Tzu-Chien Spoils Fisher Bid For Four In A Row On WPBA Virtual 9-Ball Ghost Challenge
In all, they’ve played against each other five times in the four WPBA Virtual 9-Ball Ghost Challenges. In the opening event of this four-event series, Kelly Fisher and Jennifer Barretta played against each other in the hot seat and finals. In the second event, Fisher won five on the loss side and faced Wei Tzu-Chien in the finals.
They squared off again in the third event in the hot seat and finals and this past week, July 20-25, they repeated their hot seat and final routine. This time, though, for the first time, it was Tzu-Chien who came out on top, breaking Fisher’s run of three event wins in a row at this competition format. The two were (are) clearly the best competitors at this ‘ghost’ game they play, thousands of miles apart. Each player in a match faces 10 racks and can score either 10 or 15 points per rack, depending on whether or not they opt to take ball in hand following the break. If they do take ball in hand, a runout will earn them 10 points (a point for every ball and two for the 9-ball). If they choose not to take ball in hand after the break, a runout will earn them 15 points.
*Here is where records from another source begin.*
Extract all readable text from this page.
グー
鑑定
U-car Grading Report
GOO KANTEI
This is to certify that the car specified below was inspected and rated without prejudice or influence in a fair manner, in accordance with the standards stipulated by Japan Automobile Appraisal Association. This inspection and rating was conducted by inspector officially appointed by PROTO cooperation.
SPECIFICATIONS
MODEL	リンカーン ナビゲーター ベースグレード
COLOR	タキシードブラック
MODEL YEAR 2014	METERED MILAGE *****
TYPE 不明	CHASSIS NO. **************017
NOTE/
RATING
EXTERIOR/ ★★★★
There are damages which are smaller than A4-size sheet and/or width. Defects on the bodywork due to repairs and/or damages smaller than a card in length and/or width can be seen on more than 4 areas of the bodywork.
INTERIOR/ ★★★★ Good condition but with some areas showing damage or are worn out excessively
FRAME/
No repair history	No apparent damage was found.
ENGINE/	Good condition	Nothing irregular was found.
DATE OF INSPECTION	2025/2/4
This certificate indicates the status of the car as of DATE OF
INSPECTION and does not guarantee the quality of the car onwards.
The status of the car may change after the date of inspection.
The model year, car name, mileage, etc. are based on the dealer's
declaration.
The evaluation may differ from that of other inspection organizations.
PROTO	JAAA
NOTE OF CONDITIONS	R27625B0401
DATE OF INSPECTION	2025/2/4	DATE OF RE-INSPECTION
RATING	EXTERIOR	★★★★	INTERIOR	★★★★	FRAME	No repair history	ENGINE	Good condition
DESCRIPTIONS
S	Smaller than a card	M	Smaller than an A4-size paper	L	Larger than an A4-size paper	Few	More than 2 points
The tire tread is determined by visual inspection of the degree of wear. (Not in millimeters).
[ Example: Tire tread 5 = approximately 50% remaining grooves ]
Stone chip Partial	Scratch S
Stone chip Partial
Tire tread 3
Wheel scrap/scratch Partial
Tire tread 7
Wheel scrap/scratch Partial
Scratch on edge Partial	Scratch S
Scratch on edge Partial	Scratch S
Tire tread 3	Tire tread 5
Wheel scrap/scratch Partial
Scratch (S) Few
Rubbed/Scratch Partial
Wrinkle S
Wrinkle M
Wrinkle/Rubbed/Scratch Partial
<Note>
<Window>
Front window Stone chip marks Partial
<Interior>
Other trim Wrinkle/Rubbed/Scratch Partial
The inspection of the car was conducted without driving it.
A miss in a rack is a win for the ‘ghost’ and the player receives a point for each of the balls they dropped in that loss to the ‘ghost.’ If you run 10 racks, taking ball in hand on the break every time, you’d score 100 points. If you ran 10 racks and did not take ball in hand, ever, you’d score 150 points. There were 12 entrants for this 4th Ghost Challenge and they played a total of 22 matches; 44 different scores (two per match). In the 12 winners’ side matches (24 scores), the average score per player was 73. On the loss side (10 matches, 20 different scores), the average was 63.65. making the overall for the entire event 69.04. The average for a win was slightly higher at 78.59. Wei Tzu-Chien’s average over her six games was 94.33. Kelly Fisher’s average over her five games was 103.2.
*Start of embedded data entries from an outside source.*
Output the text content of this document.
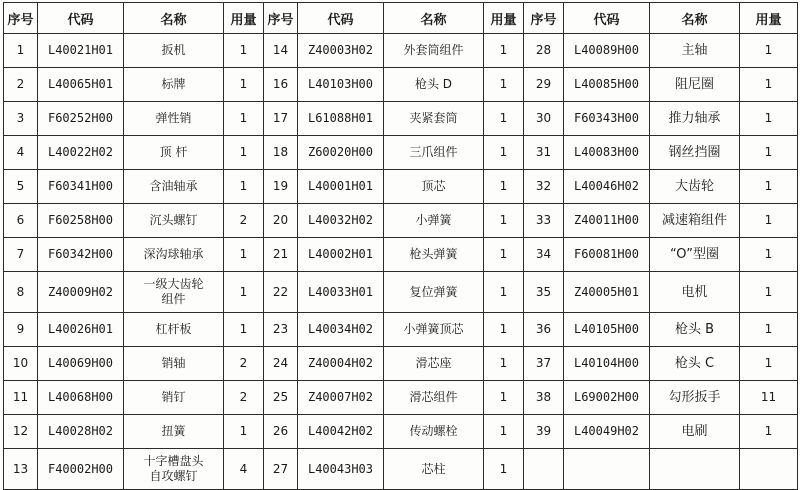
序号	代码	名称	用量	序号	代码	名称	用量	序号	代码	名称	用量
1	L40021H01	扳机	1	14	Z40003H02	外套筒组件	1	28	L40089H00	主轴	1
2	L40065H01	标牌	1	16	L40103H00	枪头 D	1	29	L40085H00	阻尼圈	1
3	F60252H00	弹性销	1	17	L61088H01	夹紧套筒	1	30	F60343H00	推力轴承	1
4	L40022H02	顶 杆	1	18	Z60020H00	三爪组件	1	31	L40083H00	钢丝挡圈	1
5	F60341H00	含油轴承	1	19	L40001H01	顶芯	1	32	L40046H02	大齿轮	1
6	F60258H00	沉头螺钉	2	20	L40032H02	小弹簧	1	33	Z40011H00	减速箱组件	1
7	F60342H00	深沟球轴承	1	21	L40002H01	枪头弹簧	1	34	F60081H00	“O”型圈	1
8	Z40009H02	一级大齿轮
组件	1	22	L40033H01	复位弹簧	1	35	Z40005H01	电机	1
9	L40026H01	杠杆板	1	23	L40034H02	小弹簧顶芯	1	36	L40105H00	枪头 B	1
10	L40069H00	销轴	2	24	Z40004H02	滑芯座	1	37	L40104H00	枪头 C	1
11	L40068H00	销钉	2	25	Z40007H02	滑芯组件	1	38	L69002H00	勾形扳手	11
12	L40028H02	扭簧	1	26	L40042H02	传动螺栓	1	39	L40049H02	电刷	1
13	F40002H00	十字槽盘头
自攻螺钉	4	27	L40043H03	芯柱	1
There were only four individual scores over 100 among the 44 total scores. Wei Tzu-Chien chalked up the highest of those four (136) in the final against Fisher and the lowest (101) in her winners’ side semifinal match against Mary Rakin Tam. Fisher scored the other two – 122 in her winners’ side semifinal match against Dawn Hopkins and 111 in the finals against Tzu-Chien’s 136.
The lowest score in a win (55) went to Mary Rakin Tam in her second round victory over Sonya Chbeeb (41). The highest score in a loss was Fisher’s (111) in her loss to TzuChien (136) in the finals.
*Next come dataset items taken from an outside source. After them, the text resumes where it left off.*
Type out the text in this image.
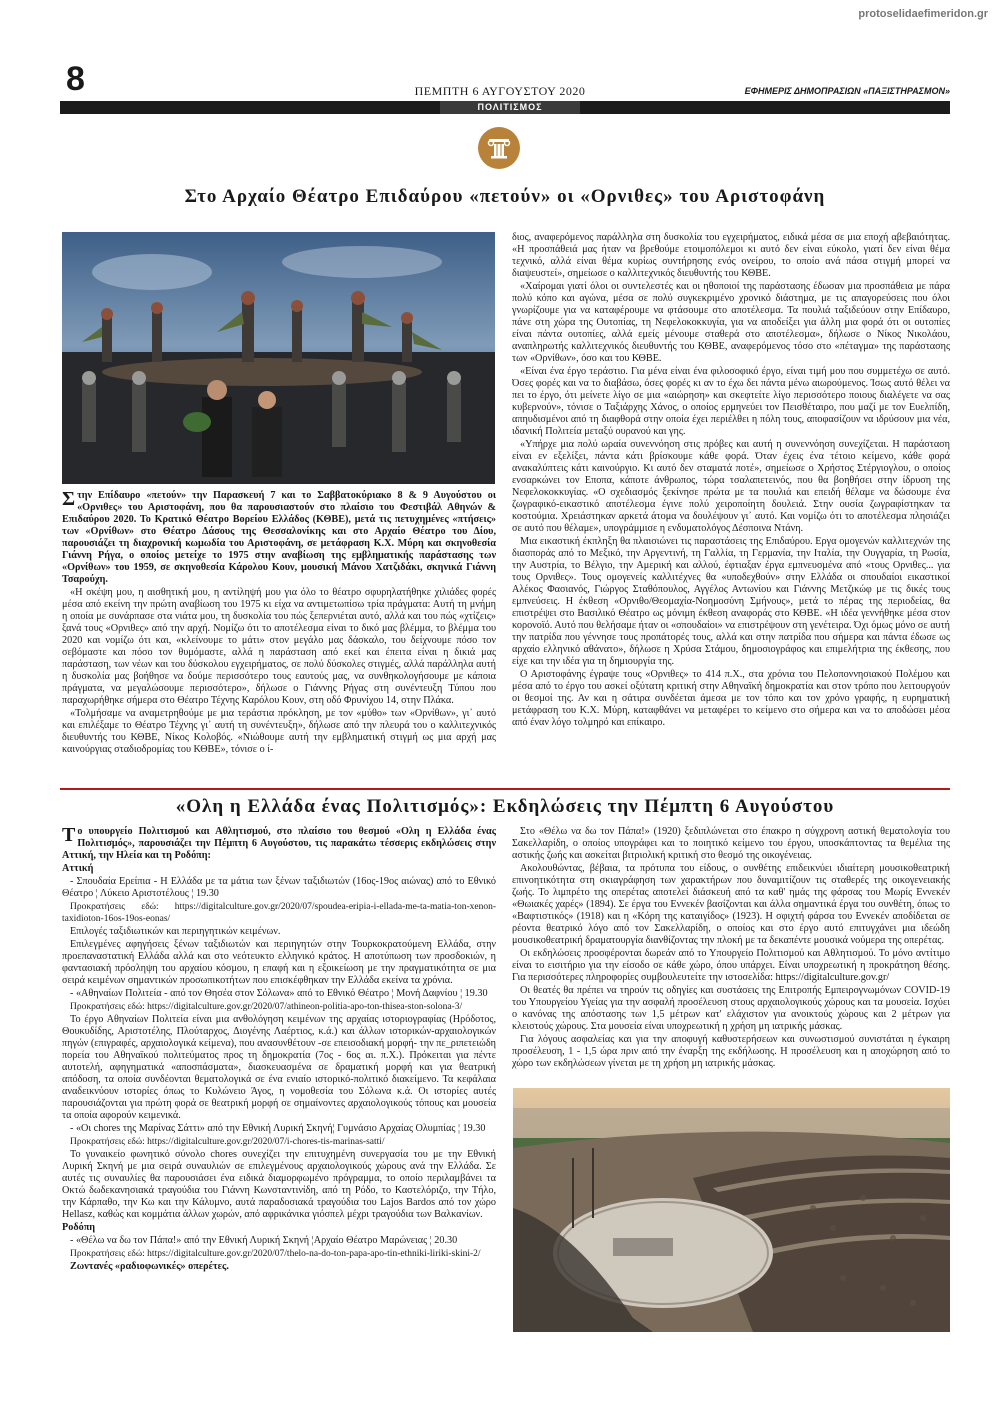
protoselidaefimeridon.gr
8	ΠΕΜΠΤΗ 6 ΑΥΓΟΥΣΤΟΥ 2020	ΕΦΗΜΕΡΙΣ ΔΗΜΟΠΡΑΣΙΩΝ «ΠΑΞΙΣΤΗΡΑΣΜΟΝ»
ΠΟΛΙΤΙΣΜΟΣ
Στο Αρχαίο Θέατρο Επιδαύρου «πετούν» οι «Ορνιθες» του Αριστοφάνη

Στην Επίδαυρο «πετούν» την Παρασκευή 7 και το Σαββατοκύριακο 8 & 9 Αυγούστου οι «Ορνιθες» του Αριστοφάνη, που θα παρουσιαστούν στο πλαίσιο του Φεστιβάλ Αθηνών & Επιδαύρου 2020. Το Κρατικό Θέατρο Βορείου Ελλάδος (ΚΘΒΕ), μετά τις πετυχημένες «πτήσεις» των «Ορνίθων» στο Θέατρο Δάσους της Θεσσαλονίκης και στο Αρχαίο Θέατρο του Δίου, παρουσιάζει τη διαχρονική κωμωδία του Αριστοφάνη, σε μετάφραση Κ.Χ. Μύρη και σκηνοθεσία Γιάννη Ρήγα, ο οποίος μετείχε το 1975 στην αναβίωση της εμβληματικής παράστασης των «Ορνίθων» του 1959, σε σκηνοθεσία Κάρολου Κουν, μουσική Μάνου Χατζιδάκι, σκηνικά Γιάννη Τσαρούχη.

«Η σκέψη μου, η αισθητική μου, η αντίληψή μου για όλο το θέατρο σφυρηλατήθηκε χιλιάδες φορές μέσα από εκείνη την πρώτη αναβίωση του 1975 κι είχα να αντιμετωπίσω τρία πράγματα: Αυτή τη μνήμη η οποία με συνάρπασε στα νιάτα μου, τη δυσκολία του πώς ξεπερνιέται αυτό, αλλά και του πώς «χτίζεις» ξανά τους «Ορνιθες» από την αρχή. Νομίζω ότι το αποτέλεσμα είναι το δικό μας βλέμμα, το βλέμμα του 2020 και νομίζω ότι και, «κλείνουμε το μάτι» στον μεγάλο μας δάσκαλο, του δείχνουμε πόσο τον σεβόμαστε και πόσο τον θυμόμαστε, αλλά η παράσταση από εκεί και έπειτα είναι η δικιά μας παράσταση, των νέων και του δύσκολου εγχειρήματος, σε πολύ δύσκολες στιγμές, αλλά παράλληλα αυτή η δυσκολία μας βοήθησε να δούμε περισσότερο τους εαυτούς μας, να συνθηκολογήσουμε με κάποια πράγματα, να μεγαλώσουμε περισσότερο», δήλωσε ο Γιάννης Ρήγας στη συνέντευξη Τύπου που παραχωρήθηκε σήμερα στο Θέατρο Τέχνης Καρόλου Κουν, στη οδό Φρυνίχου 14, στην Πλάκα.

«Τολμήσαμε να αναμετρηθούμε με μια τεράστια πρόκληση, με τον «μύθο» των «Ορνίθων», γι᾽ αυτό και επιλέξαμε το Θέατρο Τέχνης γι᾽ αυτή τη συνέντευξη», δήλωσε από την πλευρά του ο καλλιτεχνικός διευθυντής του ΚΘΒΕ, Νίκος Κολοβός. «Νιώθουμε αυτή την εμβληματική στιγμή ως μια αρχή μας καινούργιας σταδιοδρομίας του ΚΘΒΕ», τόνισε ο ί-

διος, αναφερόμενος παράλληλα στη δυσκολία του εγχειρήματος, ειδικά μέσα σε μια εποχή αβεβαιότητας. «Η προσπάθειά μας ήταν να βρεθούμε ετοιμοπόλεμοι κι αυτό δεν είναι εύκολο, γιατί δεν είναι θέμα τεχνικό, αλλά είναι θέμα κυρίως συντήρησης ενός ονείρου, το οποίο ανά πάσα στιγμή μπορεί να διαψευστεί», σημείωσε ο καλλιτεχνικός διευθυντής του ΚΘΒΕ.

«Χαίρομαι γιατί όλοι οι συντελεστές και οι ηθοποιοί της παράστασης έδωσαν μια προσπάθεια με πάρα πολύ κόπο και αγώνα, μέσα σε πολύ συγκεκριμένο χρονικό διάστημα, με τις απαγορεύσεις που όλοι γνωρίζουμε για να καταφέρουμε να φτάσουμε στο αποτέλεσμα. Τα πουλιά ταξιδεύουν στην Επίδαυρο, πάνε στη χώρα της Ουτοπίας, τη Νεφελοκοκκυγία, για να αποδείξει για άλλη μια φορά ότι οι ουτοπίες είναι πάντα ουτοπίες, αλλά εμείς μένουμε σταθερά στο αποτέλεσμα», δήλωσε ο Νίκος Νικολάου, αναπληρωτής καλλιτεχνικός διευθυντής του ΚΘΒΕ, αναφερόμενος τόσο στο «πέταγμα» της παράστασης των «Ορνίθων», όσο και του ΚΘΒΕ.

«Είναι ένα έργο τεράστιο. Για μένα είναι ένα φιλοσοφικό έργο, είναι τιμή μου που συμμετέχω σε αυτό. Όσες φορές και να το διαβάσω, όσες φορές κι αν το έχω δει πάντα μένω αιωρούμενος. Ίσως αυτό θέλει να πει το έργο, ότι μείνετε λίγο σε μια «αιώρηση» και σκεφτείτε λίγο περισσότερο ποιους διαλέγετε να σας κυβερνούν», τόνισε ο Ταξιάρχης Χάνος, ο οποίος ερμηνεύει τον Πεισθέταιρο, που μαζί με τον Ευελπίδη, απηυδισμένοι από τη διαφθορά στην οποία έχει περιέλθει η πόλη τους, αποφασίζουν να ιδρύσουν μια νέα, ιδανική Πολιτεία μεταξύ ουρανού και γης.

«Υπήρχε μια πολύ ωραία συνεννόηση στις πρόβες και αυτή η συνεννόηση συνεχίζεται. Η παράσταση είναι εν εξελίξει, πάντα κάτι βρίσκουμε κάθε φορά. Όταν έχεις ένα τέτοιο κείμενο, κάθε φορά ανακαλύπτεις κάτι καινούργιο. Κι αυτό δεν σταματά ποτέ», σημείωσε ο Χρήστος Στέργιογλου, ο οποίος ενσαρκώνει τον Εποπα, κάποτε άνθρωπος, τώρα τσαλαπετεινός, που θα βοηθήσει στην ίδρυση της Νεφελοκοκκυγίας. «Ο σχεδιασμός ξεκίνησε πρώτα με τα πουλιά και επειδή θέλαμε να δώσουμε ένα ζωγραφικό-εικαστικό αποτέλεσμα έγινε πολύ χειροποίητη δουλειά. Στην ουσία ζωγραφίστηκαν τα κοστούμια. Χρειάστηκαν αρκετά άτομα να δουλέψουν γι᾽ αυτό. Και νομίζω ότι το αποτέλεσμα πλησιάζει σε αυτό που θέλαμε», υπογράμμισε η ενδυματολόγος Δέσποινα Ντάνη.

Μια εικαστική έκπληξη θα πλαισιώνει τις παραστάσεις της Επιδαύρου. Εργα ομογενών καλλιτεχνών της διασποράς από το Μεξικό, την Αργεντινή, τη Γαλλία, τη Γερμανία, την Ιταλία, την Ουγγαρία, τη Ρωσία, την Αυστρία, το Βέλγιο, την Αμερική και αλλού, έφτιαξαν έργα εμπνευσμένα από «τους Ορνιθες... για τους Ορνιθες». Τους ομογενείς καλλιτέχνες θα «υποδεχθούν» στην Ελλάδα οι σπουδαίοι εικαστικοί Αλέκος Φασιανός, Γιώργος Σταθόπουλος, Αγγέλος Αντωνίου και Γιάννης Μετζικώφ με τις δικές τους εμπνεύσεις. Η έκθεση «Ορνιθο/Θεομαχία-Νοημοσύνη Σμήνους», μετά το πέρας της περιοδείας, θα επιστρέψει στο Βασιλικό Θέατρο ως μόνιμη έκθεση αναφοράς στο ΚΘΒΕ. «Η ιδέα γεννήθηκε μέσα στον κορονοϊό. Αυτό που θελήσαμε ήταν οι «σπουδαίοι» να επιστρέψουν στη γενέτειρα. Όχι όμως μόνο σε αυτή την πατρίδα που γέννησε τους προπάτορές τους, αλλά και στην πατρίδα που σήμερα και πάντα έδωσε ως αρχαίο ελληνικό αθάνατο», δήλωσε η Χρύσα Στάμου, δημοσιογράφος και επιμελήτρια της έκθεσης, που είχε και την ιδέα για τη δημιουργία της.

Ο Αριστοφάνης έγραψε τους «Ορνιθες» το 414 π.Χ., στα χρόνια του Πελοποννησιακού Πολέμου και μέσα από το έργο του ασκεί οξύτατη κριτική στην Αθηναϊκή δημοκρατία και στον τρόπο που λειτουργούν οι θεσμοί της. Αν και η σάτιρα συνδέεται άμεσα με τον τόπο και τον χρόνο γραφής, η ευρηματική μετάφραση του Κ.Χ. Μύρη, καταφθάνει να μεταφέρει το κείμενο στο σήμερα και να το αποδώσει μέσα από έναν λόγο τολμηρό και επίκαιρο.

«Ολη η Ελλάδα ένας Πολιτισμός»: Εκδηλώσεις την Πέμπτη 6 Αυγούστου

Το υπουργείο Πολιτισμού και Αθλητισμού, στο πλαίσιο του θεσμού «Ολη η Ελλάδα ένας Πολιτισμός», παρουσιάζει την Πέμπτη 6 Αυγούστου, τις παρακάτω τέσσερις εκδηλώσεις στην Αττική, την Ηλεία και τη Ροδόπη:

Αττική

- Σπουδαία Ερείπια - Η Ελλάδα με τα μάτια των ξένων ταξιδιωτών (16ος-19ος αιώνας) από το Εθνικό Θέατρο ¦ Λύκειο Αριστοτέλους ¦ 19.30

Προκρατήσεις εδώ: https://digitalculture.gov.gr/2020/07/spoudea-eripia-i-ellada-me-ta-matia-ton-xenon-taxidioton-16os-19os-eonas/

Επιλογές ταξιδιωτικών και περιηγητικών κειμένων.

Επιλεγμένες αφηγήσεις ξένων ταξιδιωτών και περιηγητών στην Τουρκοκρατούμενη Ελλάδα, στην προεπαναστατική Ελλάδα αλλά και στο νεότευκτο ελληνικό κράτος. Η αποτύπωση των προσδοκιών, η φαντασιακή πρόσληψη του αρχαίου κόσμου, η επαφή και η εξοικείωση με την πραγματικότητα σε μια σειρά κειμένων σημαντικών προσωπικοτήτων που επισκέφθηκαν την Ελλάδα εκείνα τα χρόνια.

- «Αθηναίων Πολιτεία - από τον Θησέα στον Σόλωνα» από το Εθνικό Θέατρο ¦ Μονή Δαφνίου ¦ 19.30

Προκρατήσεις εδώ: https://digitalculture.gov.gr/2020/07/athineon-politia-apo-ton-thisea-ston-solona-3/

Το έργο Αθηναίων Πολιτεία είναι μια ανθολόγηση κειμένων της αρχαίας ιστοριογραφίας (Ηρόδοτος, Θουκυδίδης, Αριστοτέλης, Πλούταρχος, Διογένης Λαέρτιος, κ.ά.) και άλλων ιστορικών-αρχαιολογικών πηγών (επιγραφές, αρχαιολογικά κείμενα), που ανασυνθέτουν -σε επεισοδιακή μορφή- την πε_ριπετειώδη πορεία του Αθηναϊκού πολιτεύματος προς τη δημοκρατία (7ος - 6ος αι. π.Χ.). Πρόκειται για πέντε αυτοτελή, αφηγηματικά «αποσπάσματα», διασκευασμένα σε δραματική μορφή και για θεατρική απόδοση, τα οποία συνδέονται θεματολογικά σε ένα ενιαίο ιστορικό-πολιτικό διακείμενο. Τα κεφάλαια αναδεικνύουν ιστορίες όπως το Κυλώνειο Άγος, η νομοθεσία του Σόλωνα κ.ά. Οι ιστορίες αυτές παρουσιάζονται για πρώτη φορά σε θεατρική μορφή σε σημαίνοντες αρχαιολογικούς τόπους και μουσεία τα οποία αφορούν κειμενικά.

- «Οι chores της Μαρίνας Σάττι» από την Εθνική Λυρική Σκηνή¦ Γυμνάσιο Αρχαίας Ολυμπίας ¦ 19.30

Προκρατήσεις εδώ: https://digitalculture.gov.gr/2020/07/i-chores-tis-marinas-satti/

Το γυναικείο φωνητικό σύνολο chores συνεχίζει την επιτυχημένη συνεργασία του με την Εθνική Λυρική Σκηνή με μια σειρά συναυλιών σε επιλεγμένους αρχαιολογικούς χώρους ανά την Ελλάδα. Σε αυτές τις συναυλίες θα παρουσιάσει ένα ειδικά διαμορφωμένο πρόγραμμα, το οποίο περιλαμβάνει τα Οκτώ δωδεκανησιακά τραγούδια του Γιάννη Κωνσταντινίδη, από τη Ρόδο, το Καστελόριζο, την Τήλο, την Κάρπαθο, την Κω και την Κάλυμνο, αυτά παραδοσιακά τραγούδια του Lajos Bardos από τον χώρο Hellasz, καθώς και κομμάτια άλλων χωρών, από αφρικάνικα γιόσπελ μέχρι τραγούδια των Βαλκανίων.

Ροδόπη

- «Θέλω να δω τον Πάπα!» από την Εθνική Λυρική Σκηνή ¦Αρχαίο Θέατρο Μαρώνειας ¦ 20.30

Προκρατήσεις εδώ: https://digitalculture.gov.gr/2020/07/thelo-na-do-ton-papa-apo-tin-ethniki-liriki-skini-2/

Ζωντανές «ραδιοφωνικές» οπερέτες.

Στο «Θέλω να δω τον Πάπα!» (1920) ξεδιπλώνεται στο έπακρο η σύγχρονη αστική θεματολογία του Σακελλαρίδη, ο οποίος υπογράφει και το ποιητικό κείμενο του έργου, υποσκάπτοντας τα θεμέλια της αστικής ζωής και ασκείται βιτριολική κριτική στο θεσμό της οικογένειας.

Ακολουθώντας, βέβαια, τα πρότυπα του είδους, ο συνθέτης επιδεικνύει ιδιαίτερη μουσικοθεατρική επινοητικότητα στη σκιαγράφηση των χαρακτήρων που δυναμιτίζουν τις σταθερές της οικογενειακής ζωής. Το λιμπρέτο της οπερέτας αποτελεί διάσκευή από τα καθ' ημάς της φάρσας του Μωρίς Εννεκέν «Θωιακές χαρές» (1894). Σε έργα του Εννεκέν βασίζονται και άλλα σημαντικά έργα του συνθέτη, όπως το «Βαφτιστικός» (1918) και η «Κόρη της καταιγίδος» (1923). Η σφιχτή φάρσα του Εννεκέν αποδίδεται σε ρέοντα θεατρικό λόγο από τον Σακελλαρίδη, ο οποίος και στο έργο αυτό επιτυγχάνει μια ιδεώδη μουσικοθεατρική δραματουργία διανθίζοντας την πλοκή με τα δεκαπέντε μουσικά νούμερα της οπερέτας.

Οι εκδηλώσεις προσφέρονται δωρεάν από το Υπουργείο Πολιτισμού και Αθλητισμού. Το μόνο αντίτιμο είναι το εισιτήριο για την είσοδο σε κάθε χώρο, όπου υπάρχει. Είναι υποχρεωτική η προκράτηση θέσης. Για περισσότερες πληροφορίες συμβουλευτείτε την ιστοσελίδα: https://digitalculture.gov.gr/

Οι θεατές θα πρέπει να τηρούν τις οδηγίες και συστάσεις της Επιτροπής Εμπειρογνωμόνων COVID-19 του Υπουργείου Υγείας για την ασφαλή προσέλευση στους αρχαιολογικούς χώρους και τα μουσεία. Ισχύει ο κανόνας της απόστασης των 1,5 μέτρων κατ' ελάχιστον για ανοικτούς χώρους και 2 μέτρων για κλειστούς χώρους. Στα μουσεία είναι υποχρεωτική η χρήση μη ιατρικής μάσκας.

Για λόγους ασφαλείας και για την αποφυγή καθυστερήσεων και συνωστισμού συνιστάται η έγκαιρη προσέλευση, 1 - 1,5 ώρα πριν από την έναρξη της εκδήλωσης. Η προσέλευση και η αποχώρηση από το χώρο των εκδηλώσεων γίνεται με τη χρήση μη ιατρικής μάσκας.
Tzu-Chien opened her campaign with an 83-51 victory over event organizer Angela Janic and downed Jennifer Barretta 84-77 to pick up Mary Rakin Tam in a winners’ side semifinal. Fisher opened with a 93-47 victory over Jeannie Seaver and sent Monica Webb to the loss side 92-67 to draw Hopkins in the other winners’ side semifinal. The second highest score in the event went to Fisher in her 122- 62 win over Hopkins. The fourth highest score in the event went to Tzu-Chien in her 101-70 victory over Tam. Fisher claimed the hot seat 98-76.
On the loss side, Hopkins picked up Seaver, who’d eliminated Chbeeb 89-22 and then won the event’s closest individual match by defeating Line Kjorsvik 63-62. Tam drew Monica Webb, who, after being defeated by Fisher, went on to defeat Heather Lakatos 63-32 and then, Angela Janic 69- 57. In an unlikely coincidence, both Webb and Janic had defeated their first loss-side opponents by the identical 63-32 score.
Seaver defeated Hopkins 56-53 (second closest match), as Webb downed Tam 80-64. Seaver then eliminated Webb 86-70 in the quarterfinals.
Tzu-Chien, no doubt invested in getting a second shot at Fisher, waiting for her in the hot seat, downed Seaver 86-46 in the semifinals and then, chalked up her and the event’s best individual performance at the ‘ghost’ game with a 136- 111 victory over Fisher.
The WPBA’s highly successful series of Ghost Challenge events will get back underway this Wednesday (July 29) with a Virtual 9-Ball Ghost Challenge Tournament of Champions, featuring the top eight players from the recently-completed series of four events.